Tesla calculated that its fleet has to drive 10 billion kilometers to train and calibrate its machine-learning algorithms to drive autonomously. The challenge for autonomous driving, however, is that the algorithms can hardly be initially trained with all possible driving conditions—due to the highly dynamic runtime environment for the sensors—and dangerous situations only occur at a very low frequency. This problem cannot be solved by increasing the amount of training data, since there will be driving situations where no data will be available due to disturbed or noisy sensor output. It requires a monitoring system able to detect regions where the probability is high that sensors will fail.
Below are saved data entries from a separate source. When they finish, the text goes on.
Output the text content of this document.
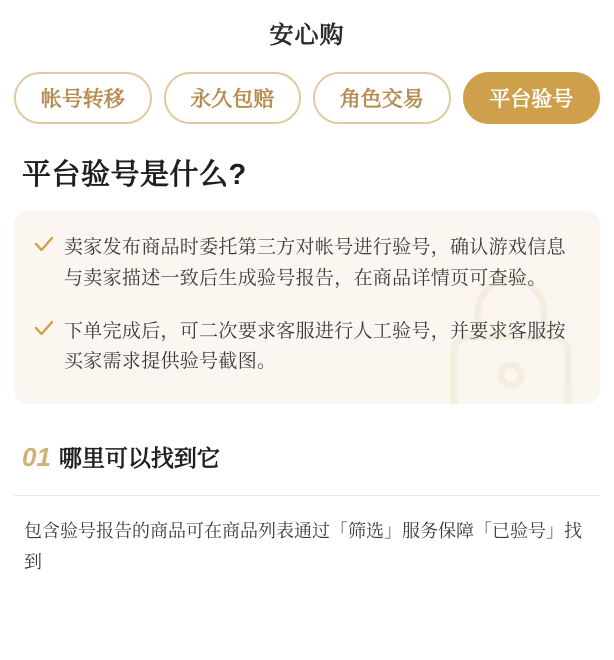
安心购
帐号转移	永久包赔	角色交易	平台验号
平台验号是什么?
卖家发布商品时委托第三方对帐号进行验号，确认游戏信息与卖家描述一致后生成验号报告，在商品详情页可查验。
下单完成后，可二次要求客服进行人工验号，并要求客服按买家需求提供验号截图。
01 哪里可以找到它
包含验号报告的商品可在商品列表通过「筛选」服务保障「已验号」找到
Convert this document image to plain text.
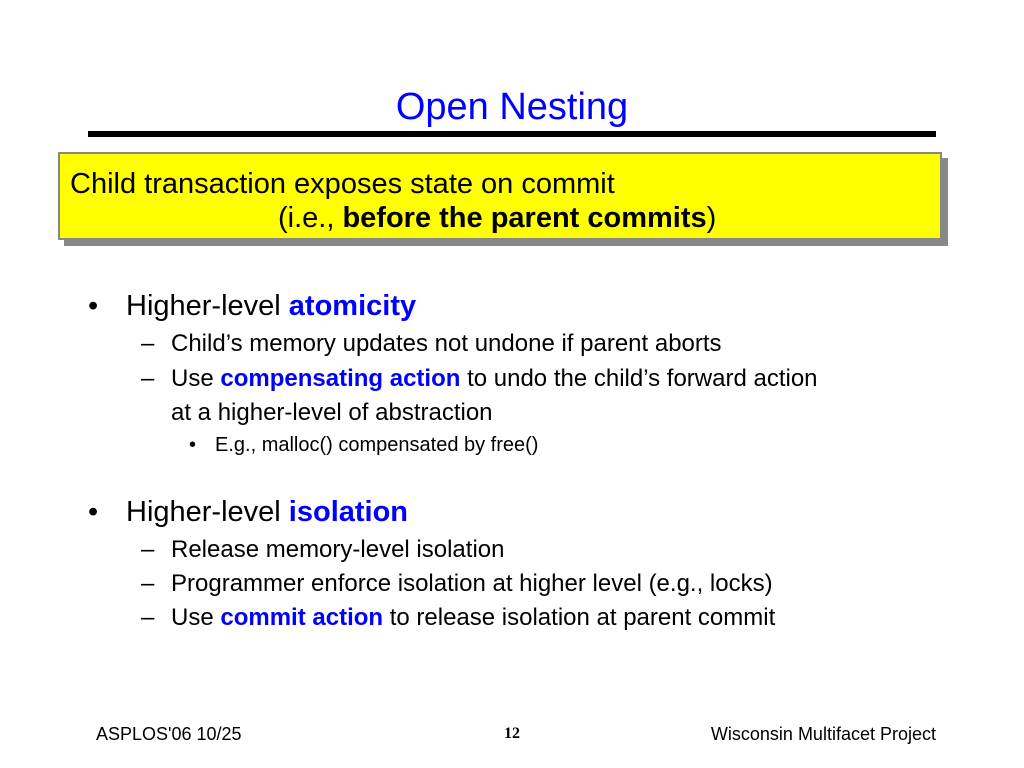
Open Nesting
Child transaction exposes state on commit
(i.e., before the parent commits)
• Higher-level atomicity
– Child’s memory updates not undone if parent aborts
– Use compensating action to undo the child’s forward action
at a higher-level of abstraction
• E.g., malloc() compensated by free()
• Higher-level isolation
– Release memory-level isolation
– Programmer enforce isolation at higher level (e.g., locks)
– Use commit action to release isolation at parent commit
ASPLOS'06 10/25	12	Wisconsin Multifacet Project
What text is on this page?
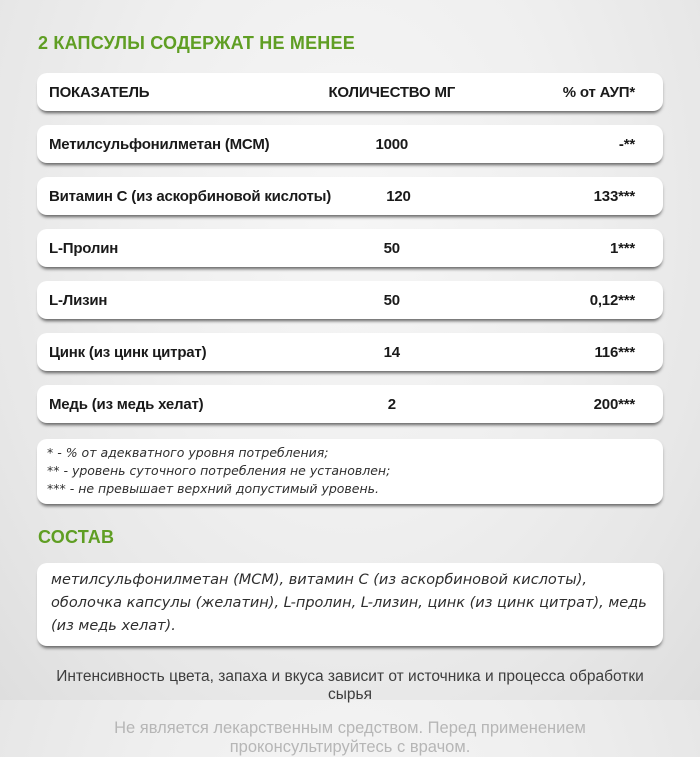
2 КАПСУЛЫ СОДЕРЖАТ НЕ МЕНЕЕ
ПОКАЗАТЕЛЬ	КОЛИЧЕСТВО МГ	% от АУП*
Метилсульфонилметан (МСМ)	1000	-**
Витамин С (из аскорбиновой кислоты)	120	133***
L-Пролин	50	1***
L-Лизин	50	0,12***
Цинк (из цинк цитрат)	14	116***
Медь (из медь хелат)	2	200***
* - % от адекватного уровня потребления;
** - уровень суточного потребления не установлен;
*** - не превышает верхний допустимый уровень.
СОСТАВ
метилсульфонилметан (МСМ), витамин С (из аскорбиновой кислоты), оболочка капсулы (желатин), L-пролин, L-лизин, цинк (из цинк цитрат), медь (из медь хелат).

Интенсивность цвета, запаха и вкуса зависит от источника и процесса обработки сырья

Не является лекарственным средством. Перед применением проконсультируйтесь с врачом.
To overcome this problem, a system has to be created where cars, regardless of their brand, sample their environment during operation and dangerous situations are detected by a central server and propagated to other cars in real time, a process much like website monitoring. Michael Nolting explores how such a system might be realized (with a real-time architecture based on Kafka, Flink, Elasticsearch, and Kibana) and how its requirements can be fulfilled. Michael shares a generalized method for detecting anomalies (dangerous situations) based on bootstrapping, which is able to operate on non-Gaussian distributions. Bootstrapping allows assigning measures of accuracy (defined in terms of bias, variance, confidence intervals, prediction error, or some other such measure) to sample estimates and enables estimation of the sampling distribution of almost any statistic using random sampling methods
Michael Nolting is a data scientist for Volkswagen commercial vehicles. Michael has worked in a variety of research fields at Volkswagen AG, including adapting big data technologies and machine learning algorithms to the automotive context. Previously, he was head of a big data analytics team at Sevenval Technologies. Michael holds a Dipl.-Ing. degree in electrical engineering and an MSc degree in computer science, both from the Technical University of Brunswick in Germany, and a PhD in computer science.